Austria y Eslovenia se dan la mano en la frontera, pero... Foto: AP Anita Mrus, de la pequeña localidad polaca de Zgorzelec, explica alegre a la cadena británica BBC que ya no tendrá que pasar por el control fronterizo para ir a ver a su novio, Ingo Giers, quien vive al otro lado del río, en el poblado alemán de Goerlitz. Desde el 21 de diciembre, las cosas se les han facilitado a estos jóvenes y a 400 millones de europeos, con la implementación del Tratado de Schengen en nueve de los diez países que se integraron a la Unión Europea en mayo de 2004.
¿Cuál es el motivo del júbilo? Pues que se eliminan los controles de fronteras, y los ciudadanos europeos —así como los no europeos de visita allí— no necesitan mostrar pasaporte ni poseer un visado para viajar a otros países miembros del Tratado. Ello significa libertad de movimiento entre 24 naciones, a saber, entre los 13 miembros de la antigua UE-15 (Gran Bretaña e Irlanda prefieren quedarse afuera) y los «nuevos» de 2004 (excepto Chipre): Malta, Eslovenia, Eslovaquia, Polonia, República Checa, Lituania, Estonia y Letonia. Noruega e Islandia, que no son parte de la UE, están incluidas desde 2001. Ventajoso, ¿no? Aunque el asunto tiene matices. Ya hablaremos de ellos...
En primer lugar, veamos algo del Tratado, cuyo nombre recuerda el poblado luxemburgués donde fue rubricado en 1985. Bajo sus prerrogativas, además de que se crea una frontera externa común, la policía puede perseguir criminales más allá de los límites nacionales, se unen más estrechamente los esfuerzos contra el narcotráfico, y se fijan reglas comunes de asilo.
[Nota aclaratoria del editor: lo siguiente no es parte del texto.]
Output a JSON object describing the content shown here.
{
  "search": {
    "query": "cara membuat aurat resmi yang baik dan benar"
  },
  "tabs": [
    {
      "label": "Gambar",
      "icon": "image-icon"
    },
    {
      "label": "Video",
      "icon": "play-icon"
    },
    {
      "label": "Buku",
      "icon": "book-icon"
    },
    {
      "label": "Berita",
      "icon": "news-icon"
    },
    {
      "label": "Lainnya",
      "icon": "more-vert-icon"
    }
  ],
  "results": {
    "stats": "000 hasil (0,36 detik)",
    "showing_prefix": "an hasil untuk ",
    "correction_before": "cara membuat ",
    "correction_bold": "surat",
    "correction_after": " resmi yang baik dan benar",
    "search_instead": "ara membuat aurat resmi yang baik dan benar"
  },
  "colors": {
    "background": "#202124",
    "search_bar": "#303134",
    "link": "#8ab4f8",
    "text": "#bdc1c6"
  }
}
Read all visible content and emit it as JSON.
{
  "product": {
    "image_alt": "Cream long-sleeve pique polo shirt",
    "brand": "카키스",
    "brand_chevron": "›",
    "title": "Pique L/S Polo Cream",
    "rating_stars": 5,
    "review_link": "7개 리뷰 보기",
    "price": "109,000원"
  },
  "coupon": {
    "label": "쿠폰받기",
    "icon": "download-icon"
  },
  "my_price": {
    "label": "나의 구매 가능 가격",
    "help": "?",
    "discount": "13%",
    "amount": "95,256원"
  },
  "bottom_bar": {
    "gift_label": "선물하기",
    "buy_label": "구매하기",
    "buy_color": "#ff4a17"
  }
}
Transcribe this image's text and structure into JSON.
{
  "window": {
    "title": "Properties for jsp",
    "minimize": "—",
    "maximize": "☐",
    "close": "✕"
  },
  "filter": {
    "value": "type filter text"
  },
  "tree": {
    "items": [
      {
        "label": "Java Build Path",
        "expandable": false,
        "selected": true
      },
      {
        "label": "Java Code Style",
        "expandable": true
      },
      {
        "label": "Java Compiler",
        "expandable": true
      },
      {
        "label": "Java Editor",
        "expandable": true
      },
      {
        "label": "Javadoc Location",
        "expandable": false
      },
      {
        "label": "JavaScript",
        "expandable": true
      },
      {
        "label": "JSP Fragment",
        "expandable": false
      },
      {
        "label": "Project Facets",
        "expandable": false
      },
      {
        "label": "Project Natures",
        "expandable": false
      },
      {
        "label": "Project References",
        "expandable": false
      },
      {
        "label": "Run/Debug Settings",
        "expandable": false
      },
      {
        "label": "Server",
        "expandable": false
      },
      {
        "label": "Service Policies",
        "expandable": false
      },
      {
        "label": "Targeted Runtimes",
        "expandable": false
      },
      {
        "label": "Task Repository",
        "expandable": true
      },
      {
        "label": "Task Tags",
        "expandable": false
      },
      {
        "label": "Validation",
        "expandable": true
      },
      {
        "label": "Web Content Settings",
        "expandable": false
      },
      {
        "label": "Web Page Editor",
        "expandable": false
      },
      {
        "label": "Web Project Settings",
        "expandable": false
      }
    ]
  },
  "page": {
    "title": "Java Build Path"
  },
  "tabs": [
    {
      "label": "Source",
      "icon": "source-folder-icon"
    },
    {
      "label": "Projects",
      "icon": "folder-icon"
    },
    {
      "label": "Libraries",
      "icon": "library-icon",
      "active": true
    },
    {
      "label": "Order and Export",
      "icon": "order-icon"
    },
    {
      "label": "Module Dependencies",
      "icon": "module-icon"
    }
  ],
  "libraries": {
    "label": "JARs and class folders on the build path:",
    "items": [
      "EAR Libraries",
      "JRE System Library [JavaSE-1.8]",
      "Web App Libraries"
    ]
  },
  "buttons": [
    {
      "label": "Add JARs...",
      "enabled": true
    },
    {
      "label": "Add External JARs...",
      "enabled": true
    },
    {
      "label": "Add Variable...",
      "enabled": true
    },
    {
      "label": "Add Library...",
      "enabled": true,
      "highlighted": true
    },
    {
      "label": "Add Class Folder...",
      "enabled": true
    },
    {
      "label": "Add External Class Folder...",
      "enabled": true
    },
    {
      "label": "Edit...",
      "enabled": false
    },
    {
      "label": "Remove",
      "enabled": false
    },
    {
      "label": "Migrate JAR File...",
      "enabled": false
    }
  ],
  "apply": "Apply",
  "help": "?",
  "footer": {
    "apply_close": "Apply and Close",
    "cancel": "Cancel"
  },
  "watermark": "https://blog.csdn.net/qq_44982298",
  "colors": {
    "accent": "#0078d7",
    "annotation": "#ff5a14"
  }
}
Asimismo, se autoriza a los Estados a reimplantar por corto tiempo los controles limítrofes por razones de seguridad, tal como ocurrió en Alemania durante el Mundial de Fútbol de 2006.
Desde luego, la ampliación del espacio Schengen fue motivo de jolgorio durante 48 horas, con los políticos marcando el paso y los despachos de prensa refiriéndose a la «última paletada de tierra» sobre los cadáveres del Telón de Acero y el alambre de púas que dividían a Europa.
Sin embargo, en honor a la verdad, el telón y el alambre lo único que han hecho es correrse más al este, pues más allá de Polonia están Ucrania y Belarrús, que no pertenecen a la Antártida ni mucho menos, sino a Europa. Precisamente en las fronteras polacas, eslovacas y otras, se reforzará la vigilancia con nuevas instalaciones, y para ello, la Comisión Europea ha destinado mil millones de euros.
Fuegos artificiales aparte, en el oeste de la «Europa solidaria» hay temores. El diario francés Le Monde advierte que «es muy probable que criminales, mafiosos y traficantes de todo tipo busquen aprovecharse de la situación», y el germano Leipziger Volkszeitung alerta sobre «los robos de autos o la visita no deseada de asaltantes en la frontera oriental de Alemania». De hecho, un sondeo arrojó que el 60 por ciento de los alemanes cree que las fronteras abiertas son una invitación al crimen, y las demandas de sistemas de alarma electrónica subieron en un 25 por ciento. ¡Que viene la peste!, estarán diciendo algunos, a la usanza medieval.
Además, la fanfarria de que «puedes recorrer 4 000 kilómetros entre Tallin (Estonia) y Lisboa (Portugal)», como aseguró el primer ministro eslovaco Robert Fico, merecería la acotación de que «poder, puedes, pero no puedes», o sea, la libertad la tienes, pero ¿con qué medios ejercerla?
Sí, porque el abismo salarial entre países de la UE es tan profundo, que es improbable una «ola turística» hacia occidente. Los alemanes ganan, como promedio mensual, 2 800 euros, y los suecos 2 500, mientras los letones perciben solo 266 euros, y 300 los lituanos. ¿Quiénes tendrán entonces más fácil la parranda y el viaje? Como consolación, los recién llegados podrán ir a trabajar al oeste, solo que en algunos casos por menores sueldos.
En fin, las barreras caen, y eso es meritorio. Pero las diferencias, ¿cuándo caerán?